The course includes knowledge clips, individual and group exercises or discussions, and e-learning modules. Literature will be available through the online learning environment (included in course fee).
This course is quite time-intensive and requires approximately 20 hours per week for the average participant. There are assignments with deadlines.
Software used in this course: R including R studio.
Self-Paced Online Course Getting Started with R
You need to have advanced knowledge of statistics and some experience with R and R Studio in order to perform statistical analyses. If the latter is not the case, you can follow the Self-Paced Online Course Getting Started with R first. For more information and registration, please check the document linked in the right-hand column.

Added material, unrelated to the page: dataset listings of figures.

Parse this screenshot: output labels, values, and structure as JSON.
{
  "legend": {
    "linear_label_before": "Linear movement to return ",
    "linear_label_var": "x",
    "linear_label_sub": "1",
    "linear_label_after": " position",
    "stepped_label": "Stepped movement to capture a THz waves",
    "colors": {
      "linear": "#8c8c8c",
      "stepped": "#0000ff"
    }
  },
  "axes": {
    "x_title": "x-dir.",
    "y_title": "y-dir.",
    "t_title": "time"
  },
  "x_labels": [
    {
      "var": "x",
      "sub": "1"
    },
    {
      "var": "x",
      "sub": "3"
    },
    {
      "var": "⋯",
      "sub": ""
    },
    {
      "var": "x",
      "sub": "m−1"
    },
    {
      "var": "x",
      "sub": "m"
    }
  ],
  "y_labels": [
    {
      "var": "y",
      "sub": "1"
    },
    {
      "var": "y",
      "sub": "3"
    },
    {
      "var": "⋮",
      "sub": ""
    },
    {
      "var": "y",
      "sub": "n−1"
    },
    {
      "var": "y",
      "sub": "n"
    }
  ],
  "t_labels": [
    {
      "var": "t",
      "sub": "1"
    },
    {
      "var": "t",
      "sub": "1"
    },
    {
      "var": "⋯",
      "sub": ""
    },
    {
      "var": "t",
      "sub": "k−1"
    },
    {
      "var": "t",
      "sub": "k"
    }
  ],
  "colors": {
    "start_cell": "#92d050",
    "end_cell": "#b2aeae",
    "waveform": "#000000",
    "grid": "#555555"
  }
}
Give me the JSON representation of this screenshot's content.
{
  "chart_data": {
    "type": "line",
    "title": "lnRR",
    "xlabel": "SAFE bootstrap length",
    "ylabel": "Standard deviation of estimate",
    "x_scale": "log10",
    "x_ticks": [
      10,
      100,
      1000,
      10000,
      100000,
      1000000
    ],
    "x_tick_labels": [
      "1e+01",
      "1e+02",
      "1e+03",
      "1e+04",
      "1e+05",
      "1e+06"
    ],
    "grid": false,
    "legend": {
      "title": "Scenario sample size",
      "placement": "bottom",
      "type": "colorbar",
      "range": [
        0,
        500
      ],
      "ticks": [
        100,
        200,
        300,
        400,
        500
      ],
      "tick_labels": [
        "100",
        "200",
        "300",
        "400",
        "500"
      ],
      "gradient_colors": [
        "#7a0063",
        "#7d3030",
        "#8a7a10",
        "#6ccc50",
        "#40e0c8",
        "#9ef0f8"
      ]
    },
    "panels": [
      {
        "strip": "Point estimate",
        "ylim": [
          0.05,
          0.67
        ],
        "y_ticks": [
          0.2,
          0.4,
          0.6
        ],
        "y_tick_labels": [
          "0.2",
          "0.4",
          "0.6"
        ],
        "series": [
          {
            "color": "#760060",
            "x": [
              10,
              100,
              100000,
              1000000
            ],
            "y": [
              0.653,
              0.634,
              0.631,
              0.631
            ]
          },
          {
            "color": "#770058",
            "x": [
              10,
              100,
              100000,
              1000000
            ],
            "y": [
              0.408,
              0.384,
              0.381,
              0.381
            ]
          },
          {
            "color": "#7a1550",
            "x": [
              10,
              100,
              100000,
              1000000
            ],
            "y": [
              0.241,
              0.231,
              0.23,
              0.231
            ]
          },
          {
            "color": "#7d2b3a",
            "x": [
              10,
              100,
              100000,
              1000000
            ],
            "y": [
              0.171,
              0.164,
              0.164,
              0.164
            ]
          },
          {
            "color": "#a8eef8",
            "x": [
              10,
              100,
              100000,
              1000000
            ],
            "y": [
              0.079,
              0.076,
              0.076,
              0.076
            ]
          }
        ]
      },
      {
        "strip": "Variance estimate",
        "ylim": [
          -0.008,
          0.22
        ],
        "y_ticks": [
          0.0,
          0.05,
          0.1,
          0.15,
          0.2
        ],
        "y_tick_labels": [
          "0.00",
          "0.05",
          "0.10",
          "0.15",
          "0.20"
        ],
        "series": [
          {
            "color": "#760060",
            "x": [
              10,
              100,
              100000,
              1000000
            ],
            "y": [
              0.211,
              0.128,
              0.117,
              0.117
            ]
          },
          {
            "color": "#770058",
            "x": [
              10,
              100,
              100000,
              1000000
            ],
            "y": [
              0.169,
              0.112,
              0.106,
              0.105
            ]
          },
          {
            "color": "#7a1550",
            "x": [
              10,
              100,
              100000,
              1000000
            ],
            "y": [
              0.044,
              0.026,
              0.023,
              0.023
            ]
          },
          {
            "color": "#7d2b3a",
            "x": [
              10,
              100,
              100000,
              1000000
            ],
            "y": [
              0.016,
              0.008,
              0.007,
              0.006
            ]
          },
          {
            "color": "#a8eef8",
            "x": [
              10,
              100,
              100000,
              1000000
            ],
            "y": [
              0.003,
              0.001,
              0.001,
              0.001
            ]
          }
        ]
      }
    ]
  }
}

This course fits logically after the online master's course Advanced Statistics.
Examination
Participation in the remotely proctored exam is optional. If you decide not to participate in the exam, you do not qualify for a certificate and/or Micro-credentials.
The date of examination is 6 March 2025. The duration of an exam is 3 hours. The resit will be scheduled on 7, 8 or 9 May 2025.
Certification
Upon successful completion - passing the exam -, a digital Micro-credentials certificate (EduBadge) with 3 study credits (ECTS) is issued. The EduBadge certifies the learning outcomes of short-term learning experiences, marking the quality of a course.